Attention all you Canadian digital policy wonks — this fall and winter are shaping up to be your seasons.
That’s because, over the next few months, Canada’s newly re-elected Liberal government is expected to introduce — or in some cases, revisit — three pieces of legislation that could significantly change the landscape of the Canadian internet.
For context, the Liberal party’s 2021 election platform included a promise to act on 10 pledges within the first 100 days of being sworn into office (which is expected to happen sometime in October).
Three of those pledges, as The Globe and Mail reports, would be pretty major adjustments to Canada’s existing internet rules.
Pledge #1: Expand the Broadcasting Act to include streaming services (Bill C-10)
First introduced back in November 2020, Bill C-10 would expand the Canadian Radio-television and Telecommunications Commission (CRTC)’s jurisdiction to include media sharing and streaming platforms like Netflix, YouTube and Spotify.
The thinking behind the bill is that the CRTC’s existing rules about the creation and production of Canadian content should also apply to these online platforms.
For example, Bill C-10 could require a company like Netflix to ensure its catalogue always contains a certain amount of Canadian content, and direct a percentage of its production funds towards supporting Canadian films and online series.
Bill C-10 made it all the way up to the Senate, but all formal parliamentary discussion of the legislation paused after the federal election was called in August — though the bill itself was discussed in several of the federal parties’ election platforms.
Still, debate continues over how user-generated content would be handled under Bill C-10, and many experts remain wary that the new legislation could give the CRTC too much power.
Pledge #2: Create new rules to reduce “harmful online content” (Bill C-36)
The Liberals’ online harm legislation, Bill C-36, was introduced this summer right before the election kicked off.
The bill identifies five categories of “harmful online content” that the government would address via the creation of multiple new regulatory bodies.

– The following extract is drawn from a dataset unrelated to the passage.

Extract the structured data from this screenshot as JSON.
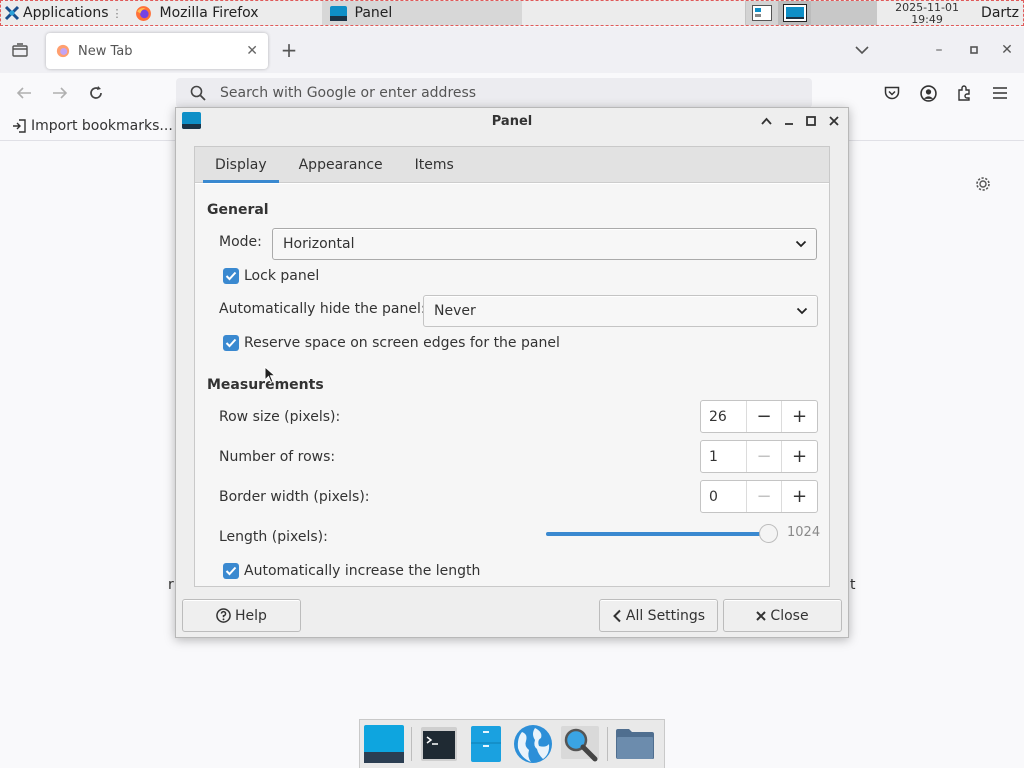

The five categories are “terrorist content,” “content that incites violence,” “hate speech,” “child sexual exploitation content,” and the “non-consensual distribution of intimate images (NCDII).”
While there’s yet to be any Parliamentary discussion of the legislation, the University of Toronto’s Citizen Lab recently published a letter addressed to the Department of Canadian Heritage commenting on the measures proposed in Bill C-36.
In the letter, the interdisciplinary policy research group urged the government to “rewrite the proposal from the ground up.”
Among several concerns raised by the lab was the fact that the five categories of harmful online content identified by the government “have little in common, beyond the fact they are illegal, and even then, the relevant legal analysis and basis for illegality is completely unique to each.”
The Citizen Lab recommends that “at the very least, the proposed measures should be broken up into two or more separate pieces of legislation,” in order to fully address the specific legal and ethical concerns related to each.
Pledge #3: Require that digital news-sharing platforms support Canadian media
The third pledge is a piece of brand new legislation that should be introduced in coming months, provided the Liberal party keeps its aforementioned 100-day promise.
The bill would force online platforms that turn a profit from the publication and sharing of news content — think Google, Facebook and Twitter — to redirect some of that revenue to Canadian news media outlets.
According to the party’s election platform document, the legislation aims to “level the playing field between global platforms and Canadian news outlets.”